4. Zur Industrieemissionsrichtlinie
Von der Industrieemissionsrichtlinen sind vor allem viehhaltenden Betriebe betroffen. So stammt der Großteil der Ammoniakemissionen aus der Tierhaltung und die Rinderhaltung trägt zum Methanausstoß bei. Hierzu fordert der Freistaat:
- Bei der Änderung der Industrieemissionsrichtlinie muss der Grundsatz der Subsidiarität und der Verhältnismäßigkeit gewahrt werden.

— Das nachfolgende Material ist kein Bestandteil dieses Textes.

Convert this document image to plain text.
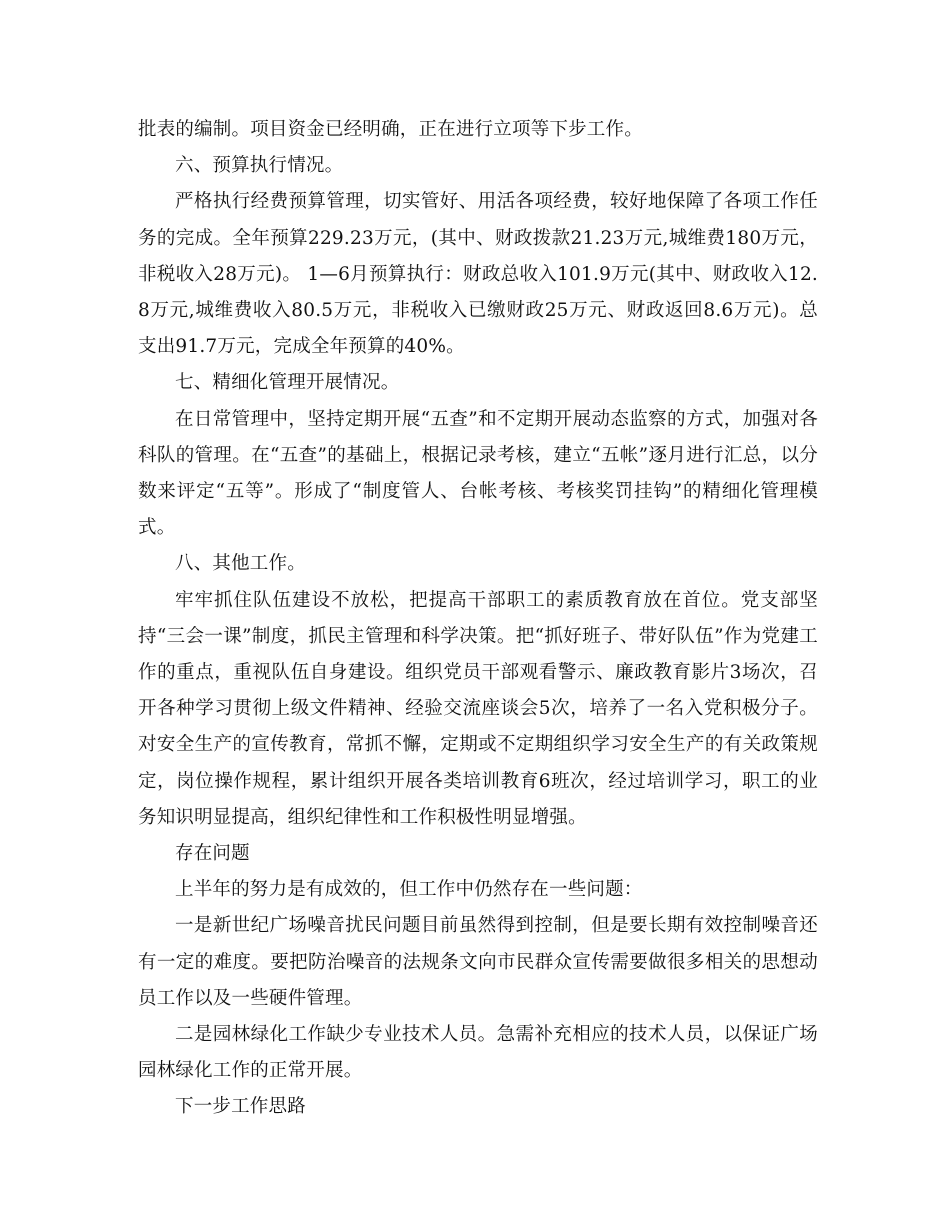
批表的编制。项目资金已经明确，正在进行立项等下步工作。

六、预算执行情况。

严格执行经费预算管理，切实管好、用活各项经费，较好地保障了各项工作任务的完成。全年预算229.23万元，(其中、财政拨款21.23万元,城维费180万元，非税收入28万元)。 1—6月预算执行：财政总收入101.9万元(其中、财政收入12.8万元,城维费收入80.5万元，非税收入已缴财政25万元、财政返回8.6万元)。总支出91.7万元，完成全年预算的40%。

七、精细化管理开展情况。

在日常管理中，坚持定期开展“五查”和不定期开展动态监察的方式，加强对各科队的管理。在“五查”的基础上，根据记录考核，建立“五帐”逐月进行汇总，以分数来评定“五等”。形成了“制度管人、台帐考核、考核奖罚挂钩”的精细化管理模式。

八、其他工作。

牢牢抓住队伍建设不放松，把提高干部职工的素质教育放在首位。党支部坚持“三会一课”制度，抓民主管理和科学决策。把“抓好班子、带好队伍”作为党建工作的重点，重视队伍自身建设。组织党员干部观看警示、廉政教育影片3场次，召开各种学习贯彻上级文件精神、经验交流座谈会5次，培养了一名入党积极分子。对安全生产的宣传教育，常抓不懈，定期或不定期组织学习安全生产的有关政策规定，岗位操作规程，累计组织开展各类培训教育6班次，经过培训学习，职工的业务知识明显提高，组织纪律性和工作积极性明显增强。

存在问题

上半年的努力是有成效的，但工作中仍然存在一些问题：

一是新世纪广场噪音扰民问题目前虽然得到控制，但是要长期有效控制噪音还有一定的难度。要把防治噪音的法规条文向市民群众宣传需要做很多相关的思想动员工作以及一些硬件管理。

二是园林绿化工作缺少专业技术人员。急需补充相应的技术人员，以保证广场园林绿化工作的正常开展。

下一步工作思路
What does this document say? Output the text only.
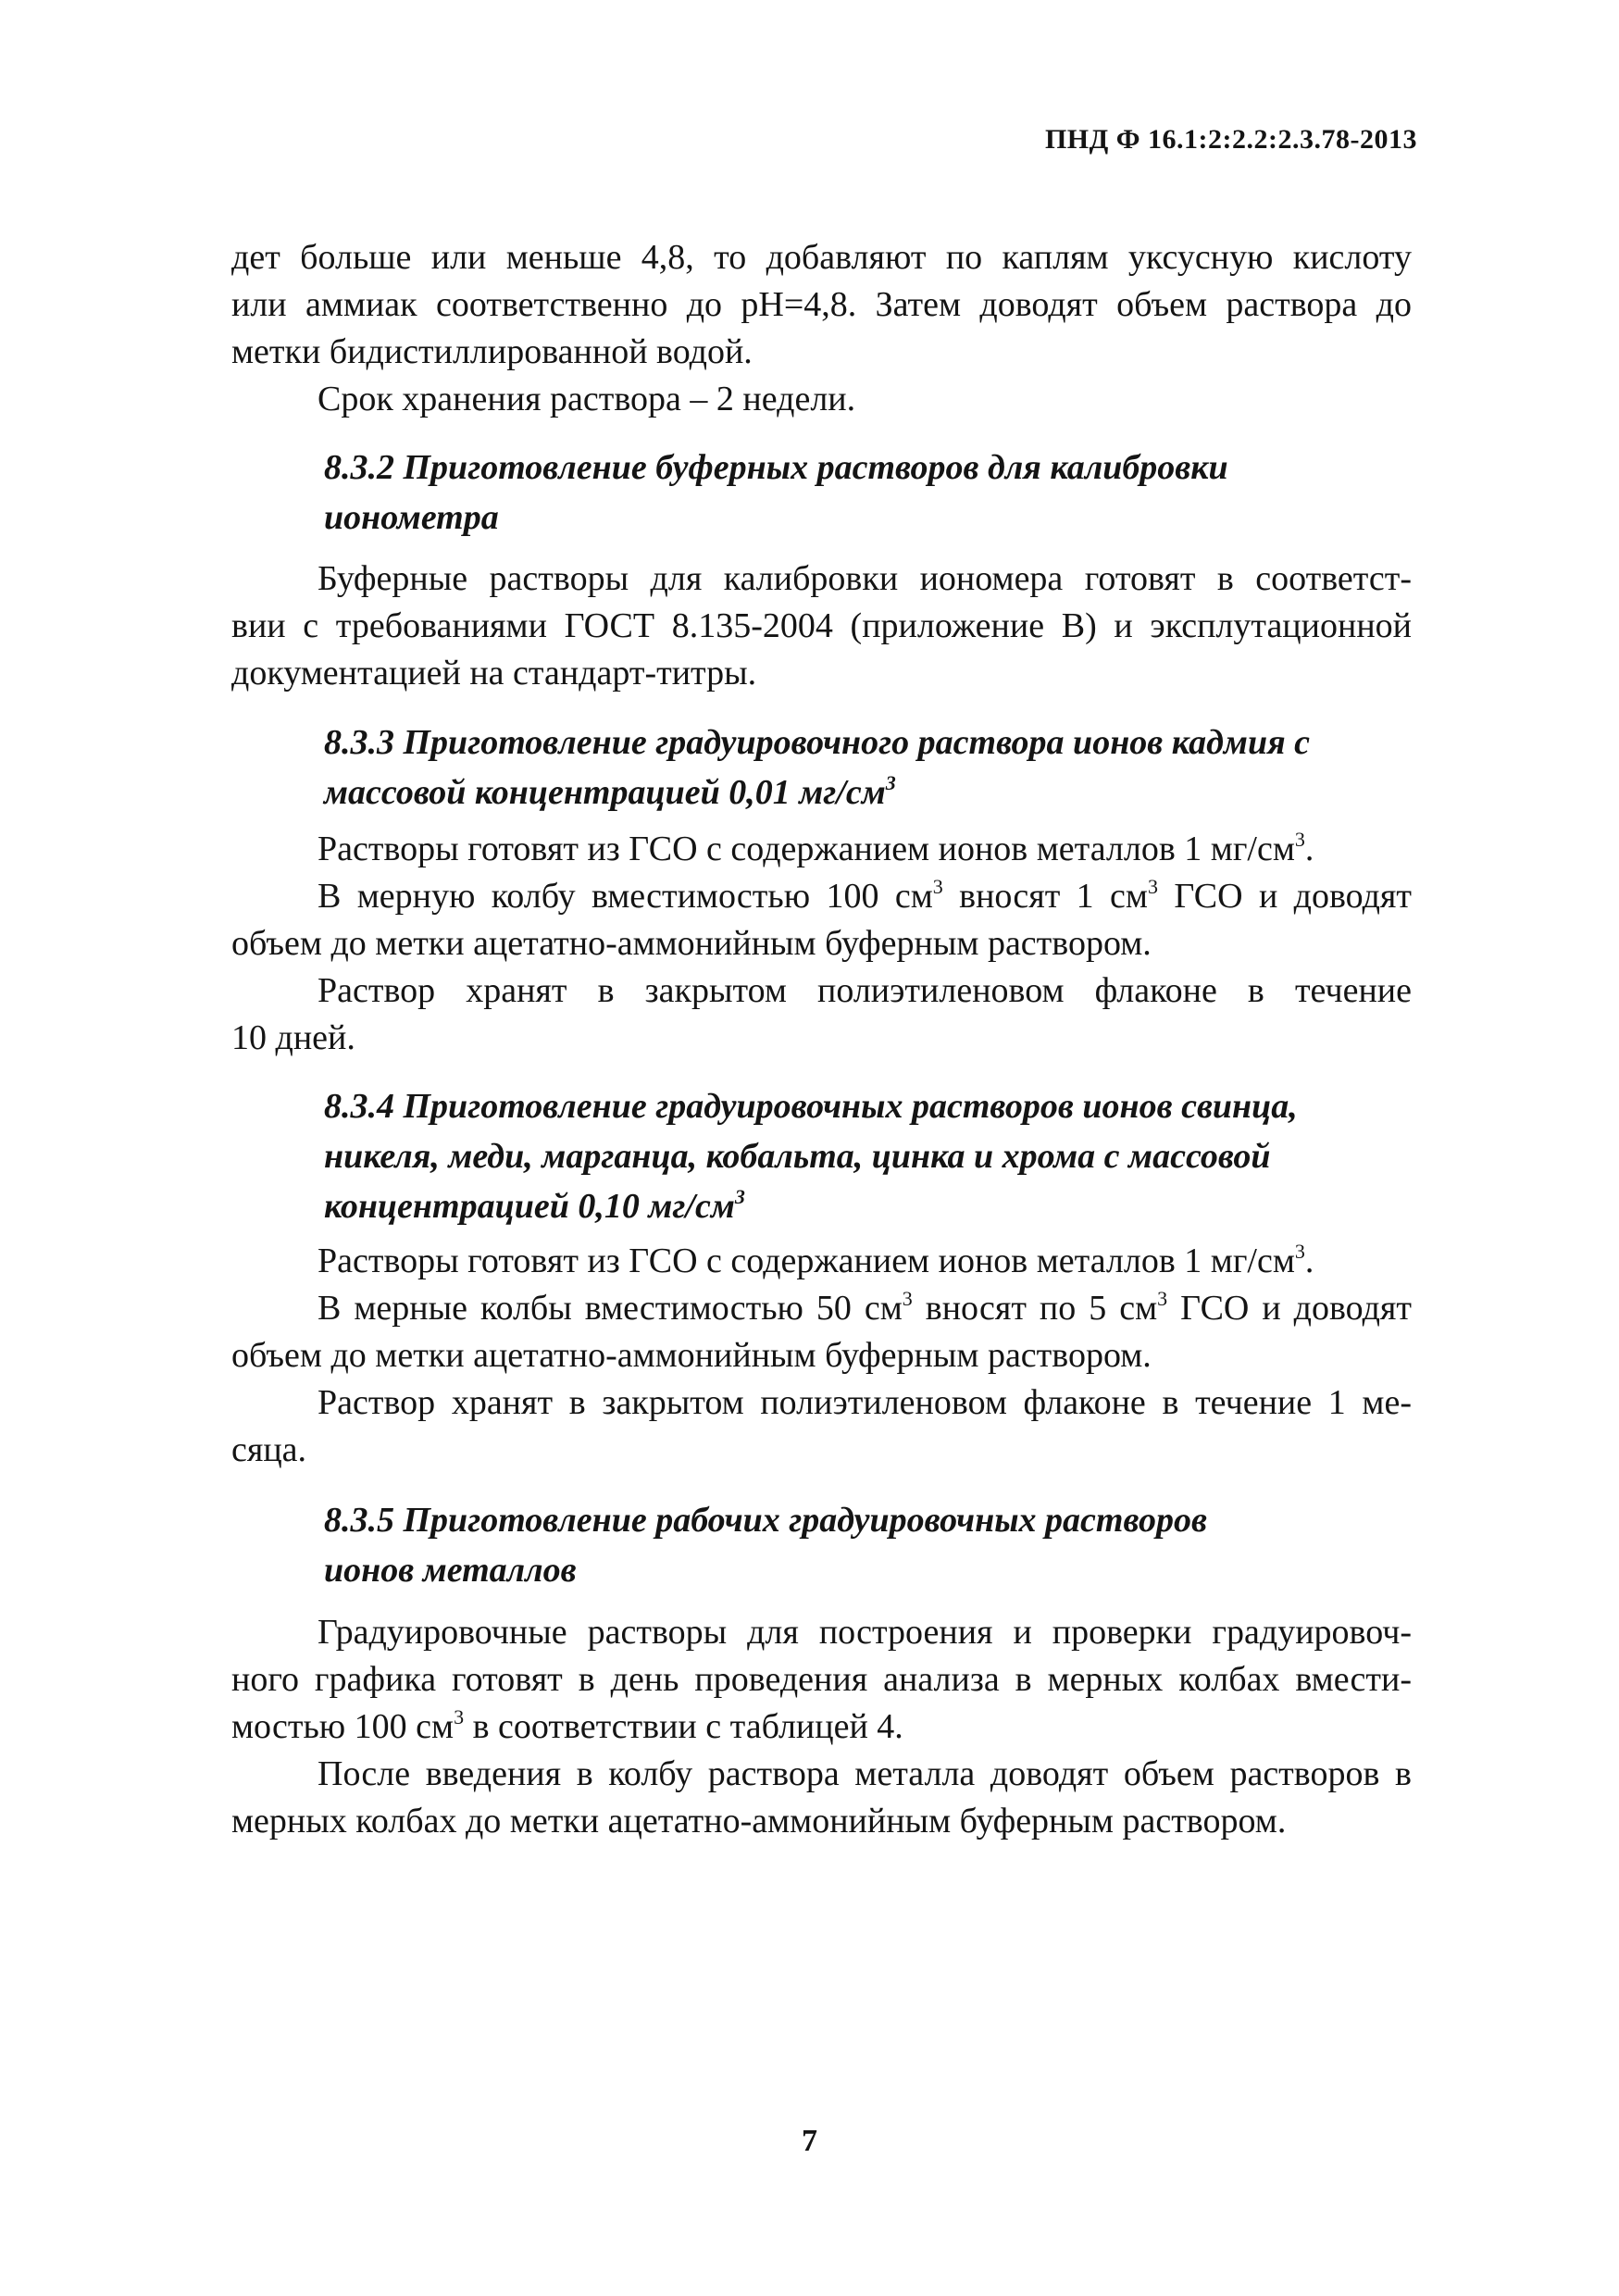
ПНД Ф 16.1:2:2.2:2.3.78-2013
дет больше или меньше 4,8, то добавляют по каплям уксусную кислоту
или аммиак соответственно до рН=4,8. Затем доводят объем раствора до
метки бидистиллированной водой.
Срок хранения раствора – 2 недели.
8.3.2 Приготовление буферных растворов для калибровки
ионометра
Буферные растворы для калибровки иономера готовят в соответст-
вии с требованиями ГОСТ 8.135-2004 (приложение В) и эксплутационной
документацией на стандарт-титры.
8.3.3 Приготовление градуировочного раствора ионов кадмия с
массовой концентрацией 0,01 $мг/см^3$
Растворы готовят из ГСО с содержанием ионов металлов 1 $мг/см^3$.
В мерную колбу вместимостью 100 $см^3$ вносят 1 $см^3$ ГСО и доводят
объем до метки ацетатно-аммонийным буферным раствором.
Раствор хранят в закрытом полиэтиленовом флаконе в течение
10 дней.
8.3.4 Приготовление градуировочных растворов ионов свинца,
никеля, меди, марганца, кобальта, цинка и хрома с массовой
концентрацией 0,10 $мг/см^3$
Растворы готовят из ГСО с содержанием ионов металлов 1 $мг/см^3$.
В мерные колбы вместимостью 50 $см^3$ вносят по 5 $см^3$ ГСО и доводят
объем до метки ацетатно-аммонийным буферным раствором.
Раствор хранят в закрытом полиэтиленовом флаконе в течение 1 ме-
сяца.
8.3.5 Приготовление рабочих градуировочных растворов
ионов металлов
Градуировочные растворы для построения и проверки градуировоч-
ного графика готовят в день проведения анализа в мерных колбах вмести-
мостью 100 $см^3$ в соответствии с таблицей 4.
После введения в колбу раствора металла доводят объем растворов в
мерных колбах до метки ацетатно-аммонийным буферным раствором.
7
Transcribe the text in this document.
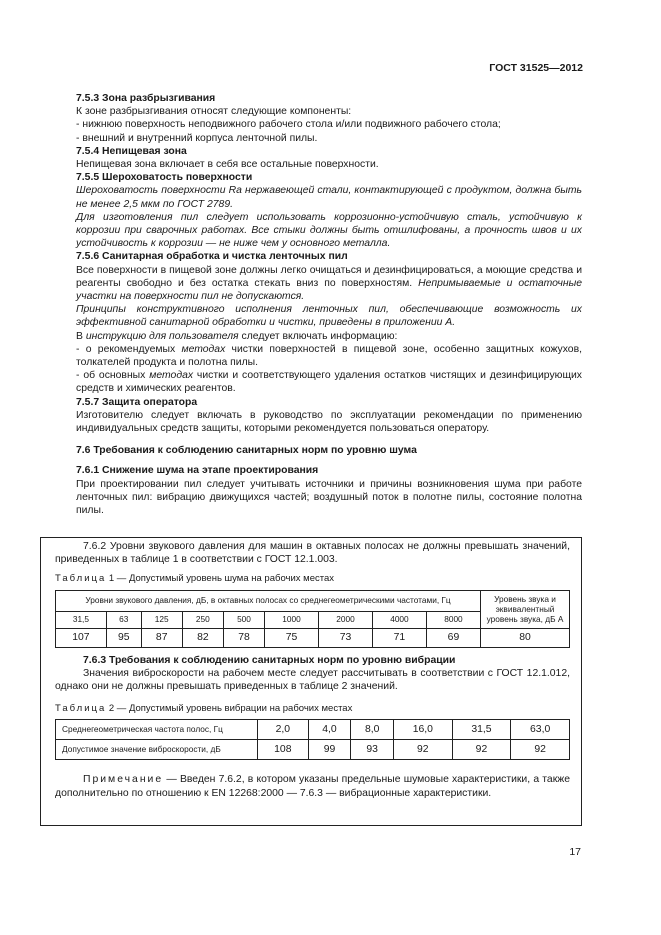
ГОСТ 31525—2012
7.5.3 Зона разбрызгивания
К зоне разбрызгивания относят следующие компоненты:
- нижнюю поверхность неподвижного рабочего стола и/или подвижного рабочего стола;
- внешний и внутренний корпуса ленточной пилы.
7.5.4 Непищевая зона
Непищевая зона включает в себя все остальные поверхности.
7.5.5 Шероховатость поверхности
Шероховатость поверхности Ra нержавеющей стали, контактирующей с продуктом, должна быть не менее 2,5 мкм по ГОСТ 2789.
Для изготовления пил следует использовать коррозионно-устойчивую сталь, устойчивую к коррозии при сварочных работах. Все стыки должны быть отшлифованы, а прочность швов и их устойчивость к коррозии — не ниже чем у основного металла.
7.5.6 Санитарная обработка и чистка ленточных пил
Все поверхности в пищевой зоне должны легко очищаться и дезинфицироваться, а моющие средства и реагенты свободно и без остатка стекать вниз по поверхностям. Непримываемые и остаточные участки на поверхности пил не допускаются.
Принципы конструктивного исполнения ленточных пил, обеспечивающие возможность их эффективной санитарной обработки и чистки, приведены в приложении А.
В инструкцию для пользователя следует включать информацию:
- о рекомендуемых методах чистки поверхностей в пищевой зоне, особенно защитных кожухов, толкателей продукта и полотна пилы.
- об основных методах чистки и соответствующего удаления остатков чистящих и дезинфицирующих средств и химических реагентов.
7.5.7 Защита оператора
Изготовителю следует включать в руководство по эксплуатации рекомендации по применению индивидуальных средств защиты, которыми рекомендуется пользоваться оператору.
7.6 Требования к соблюдению санитарных норм по уровню шума
7.6.1 Снижение шума на этапе проектирования
При проектировании пил следует учитывать источники и причины возникновения шума при работе ленточных пил: вибрацию движущихся частей; воздушный поток в полотне пилы, состояние полотна пилы.
7.6.2 Уровни звукового давления для машин в октавных полосах не должны превышать значений, приведенных в таблице 1 в соответствии с ГОСТ 12.1.003.
Таблица 1 — Допустимый уровень шума на рабочих местах
Уровни звукового давления, дБ, в октавных полосах со среднегеометрическими частотами, Гц									Уровень звука и эквивалентный уровень звука, дБ А
31,5	63	125	250	500	1000	2000	4000	8000	
107	95	87	82	78	75	73	71	69	80
7.6.3 Требования к соблюдению санитарных норм по уровню вибрации
Значения виброскорости на рабочем месте следует рассчитывать в соответствии с ГОСТ 12.1.012, однако они не должны превышать приведенных в таблице 2 значений.
Таблица 2 — Допустимый уровень вибрации на рабочих местах
Среднегеометрическая частота полос, Гц	2,0	4,0	8,0	16,0	31,5	63,0
Допустимое значение виброскорости, дБ	108	99	93	92	92	92
Примечание — Введен 7.6.2, в котором указаны предельные шумовые характеристики, а также дополнительно по отношению к EN 12268:2000 — 7.6.3 — вибрационные характеристики.
17
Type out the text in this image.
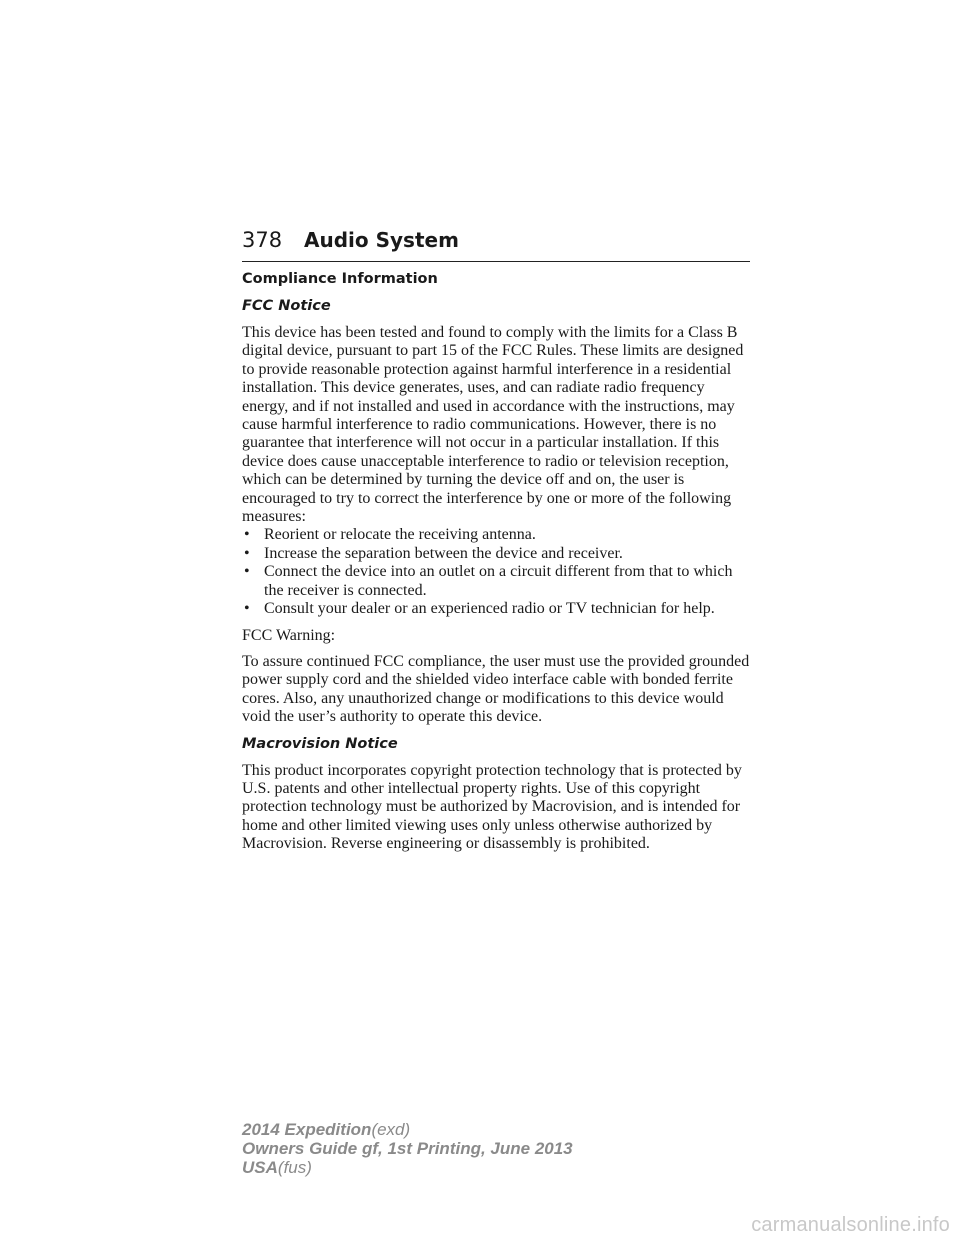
378 Audio System
Compliance Information
FCC Notice

This device has been tested and found to comply with the limits for a Class B digital device, pursuant to part 15 of the FCC Rules. These limits are designed to provide reasonable protection against harmful interference in a residential installation. This device generates, uses, and can radiate radio frequency energy, and if not installed and used in accordance with the instructions, may cause harmful interference to radio communications. However, there is no guarantee that interference will not occur in a particular installation. If this device does cause unacceptable interference to radio or television reception, which can be determined by turning the device off and on, the user is encouraged to try to correct the interference by one or more of the following measures:

• Reorient or relocate the receiving antenna.
• Increase the separation between the device and receiver.
• Connect the device into an outlet on a circuit different from that to which the receiver is connected.
• Consult your dealer or an experienced radio or TV technician for help.

FCC Warning:

To assure continued FCC compliance, the user must use the provided grounded power supply cord and the shielded video interface cable with bonded ferrite cores. Also, any unauthorized change or modifications to this device would void the user’s authority to operate this device.

Macrovision Notice

This product incorporates copyright protection technology that is protected by U.S. patents and other intellectual property rights. Use of this copyright protection technology must be authorized by Macrovision, and is intended for home and other limited viewing uses only unless otherwise authorized by Macrovision. Reverse engineering or disassembly is prohibited.

2014 Expedition(exd)
Owners Guide gf, 1st Printing, June 2013
USA(fus)
carmanualsonline.info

Strukturbrüche durch übermäßige Belastung der familiengeführten landwirtschaftlichen Betriebe durch unverhältnismäßige Ausweitung und Rechtsunsicherheit des Anwendungsbereichs insbesondere eine Neuerfassung der Rinderhaltungen, müssen vermieden werden.
- Eine nachträgliche noch weitergehende Ausweitung des Anwendungsbereichs durch erneute Absenkung der Schwellenwerte oder Aufnahme neuer Tierarten mittels delegierten Rechtsakt verletzt den Bestimmtheitsgrundsatz und das Subsidiaritätsprinzip und bringt weitere Rechtsunsicherheit für tierhaltende Betriebe.
- Die Beweislastumkehr zu Lasten tierhaltender Betriebe bei dem neuen Schadensersatzanspruch ist nicht hinnehmbar.